RN/54
12.55
Abgeordneter Michael Gmeindl (FPÖ): Sehr geehrter Herr Präsident! Hohes Haus! Frau Minister! Geschätzte Österreicherinnen und Österreicher! Es ist richtig, wir Freiheitliche stimmen dieser Maßnahme zu, aber nur aus einem einzigen Grund: Weil die Österreicherinnen und Österreicher endlich Entlastung brauchen, denn die Realität draußen im Land ist bitter, meine Damen und Herren. Unsere Familien wissen oft nicht mehr, wie sie Miete, Strom und Lebensmittel bezahlen sollen (Abg. Silvan [SPÖ]: Bei euch in Oberösterreich!), unsere Pensionisten müssen jeden Euro zweimal umdrehen, unsere Arbeitnehmer schuften Tag für Tag und werden von dieser Regierung im Stich gelassen. (Beifall bei der FPÖ.)
Während die eigenen Bürger kämpfen, erleben wir seit Jahren dasselbe Muster: Für Nichtösterreicher, für Asylwerber, für Menschen, die nie in unser System eingezahlt haben, scheint immer Geld da zu sein. Da werden Wohnungen bezahlt, Unterstützungen verteilt, Zusatzleistungen gewährt – finanziert von jenen, die hier arbeiten und Steuern zahlen –, aber wenn es um unsere eigene Bevölkerung geht, dann heißt es plötzlich: sparen, kürzen und prüfen.

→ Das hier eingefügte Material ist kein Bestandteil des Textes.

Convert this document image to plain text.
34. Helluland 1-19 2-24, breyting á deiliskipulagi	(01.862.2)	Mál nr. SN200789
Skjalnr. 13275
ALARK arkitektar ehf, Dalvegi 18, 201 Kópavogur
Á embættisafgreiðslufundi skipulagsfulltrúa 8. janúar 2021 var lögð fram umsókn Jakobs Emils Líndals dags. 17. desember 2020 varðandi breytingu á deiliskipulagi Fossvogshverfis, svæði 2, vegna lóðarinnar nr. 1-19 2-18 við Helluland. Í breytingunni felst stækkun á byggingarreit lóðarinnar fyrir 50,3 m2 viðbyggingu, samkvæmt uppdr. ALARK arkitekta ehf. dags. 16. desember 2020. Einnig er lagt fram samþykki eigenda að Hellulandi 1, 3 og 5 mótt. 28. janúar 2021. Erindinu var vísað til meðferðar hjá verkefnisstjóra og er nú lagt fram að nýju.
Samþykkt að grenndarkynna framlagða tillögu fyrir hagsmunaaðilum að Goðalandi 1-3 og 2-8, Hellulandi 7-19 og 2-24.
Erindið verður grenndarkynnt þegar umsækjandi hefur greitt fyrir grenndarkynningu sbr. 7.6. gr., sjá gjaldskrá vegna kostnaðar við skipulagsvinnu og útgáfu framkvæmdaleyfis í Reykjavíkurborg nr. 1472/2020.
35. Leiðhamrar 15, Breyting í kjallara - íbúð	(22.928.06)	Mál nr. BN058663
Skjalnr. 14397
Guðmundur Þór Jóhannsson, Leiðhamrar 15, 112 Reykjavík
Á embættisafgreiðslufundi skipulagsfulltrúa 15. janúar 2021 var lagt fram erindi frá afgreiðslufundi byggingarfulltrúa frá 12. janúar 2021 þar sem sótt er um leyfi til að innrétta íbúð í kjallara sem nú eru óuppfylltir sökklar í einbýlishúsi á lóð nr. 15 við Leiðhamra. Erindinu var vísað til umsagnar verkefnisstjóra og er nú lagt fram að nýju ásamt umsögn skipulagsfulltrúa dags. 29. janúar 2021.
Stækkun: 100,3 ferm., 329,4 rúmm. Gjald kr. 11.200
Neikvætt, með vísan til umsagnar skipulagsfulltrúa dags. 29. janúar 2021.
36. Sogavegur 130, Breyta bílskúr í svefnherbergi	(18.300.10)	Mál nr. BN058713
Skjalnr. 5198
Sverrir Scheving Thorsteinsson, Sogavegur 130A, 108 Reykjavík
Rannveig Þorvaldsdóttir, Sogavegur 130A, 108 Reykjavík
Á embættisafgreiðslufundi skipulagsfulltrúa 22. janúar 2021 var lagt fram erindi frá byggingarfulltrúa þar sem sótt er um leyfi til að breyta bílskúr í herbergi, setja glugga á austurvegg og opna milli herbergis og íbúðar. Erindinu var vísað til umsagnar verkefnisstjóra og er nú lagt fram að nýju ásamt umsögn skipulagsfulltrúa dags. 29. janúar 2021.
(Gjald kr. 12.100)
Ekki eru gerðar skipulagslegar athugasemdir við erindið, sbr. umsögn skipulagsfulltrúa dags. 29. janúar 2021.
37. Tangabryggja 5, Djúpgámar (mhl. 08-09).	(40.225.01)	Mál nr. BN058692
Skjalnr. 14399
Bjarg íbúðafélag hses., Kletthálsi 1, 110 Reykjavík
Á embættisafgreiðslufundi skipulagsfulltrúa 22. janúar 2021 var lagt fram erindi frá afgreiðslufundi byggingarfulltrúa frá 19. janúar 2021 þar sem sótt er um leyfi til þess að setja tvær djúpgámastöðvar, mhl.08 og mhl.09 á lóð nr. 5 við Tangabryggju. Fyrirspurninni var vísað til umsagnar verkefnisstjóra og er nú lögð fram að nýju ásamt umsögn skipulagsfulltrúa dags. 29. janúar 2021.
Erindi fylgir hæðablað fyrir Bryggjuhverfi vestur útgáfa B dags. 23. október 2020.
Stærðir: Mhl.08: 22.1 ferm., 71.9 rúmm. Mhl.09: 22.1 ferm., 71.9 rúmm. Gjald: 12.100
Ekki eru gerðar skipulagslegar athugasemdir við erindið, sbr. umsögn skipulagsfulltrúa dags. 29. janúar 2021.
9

Gleichzeitig genehmigt sich dieses System eine Beraterpauschale von 400 Euro – mitten in einer Zeit, in der viele Österreicher nicht wissen, wie sie über den Monat kommen sollen. Das ist blanker Hohn gegenüber der eigenen Bevölkerung. (Abg. Greiner [SPÖ]: Steiermark, Niederösterreich, Oberösterreich!) Diese Regierung hat jedes Maß verloren. Sie belastet die eigenen Leute, während sie fremde Interessen bevorzugt und Steuergeld mit beiden Händen hinauswirft. (Beifall bei der FPÖ.)
Dann kommt der sogenannte Wohnschirm: ein Programm, das eigentlich dazu da sein sollte, österreichische Familien vor dem Wohnungsverlust zu schützen, doch was sieht man auf der offiziellen Homepage? – Als Symbolfigur präsentiert man dort ausgerechnet eine Frau mit Kopftuch. Das zeigt ganz genau das Problem ihrer Politik: Selbst bei Hilfsprogrammen für Menschen in Österreich setzt man zuerst Zeichen für falsche Symbolpolitik, statt klar zu zeigen, wer dieses System finanziert und wer zuerst Anspruch darauf haben muss, nämlich die Österreicherinnen und Österreicher. Unsere Botschaft ist eindeutig: Sozialleistungen müssen zuerst den eigenen Staatsbürgern zugutekommen. (Beifall bei der FPÖ.)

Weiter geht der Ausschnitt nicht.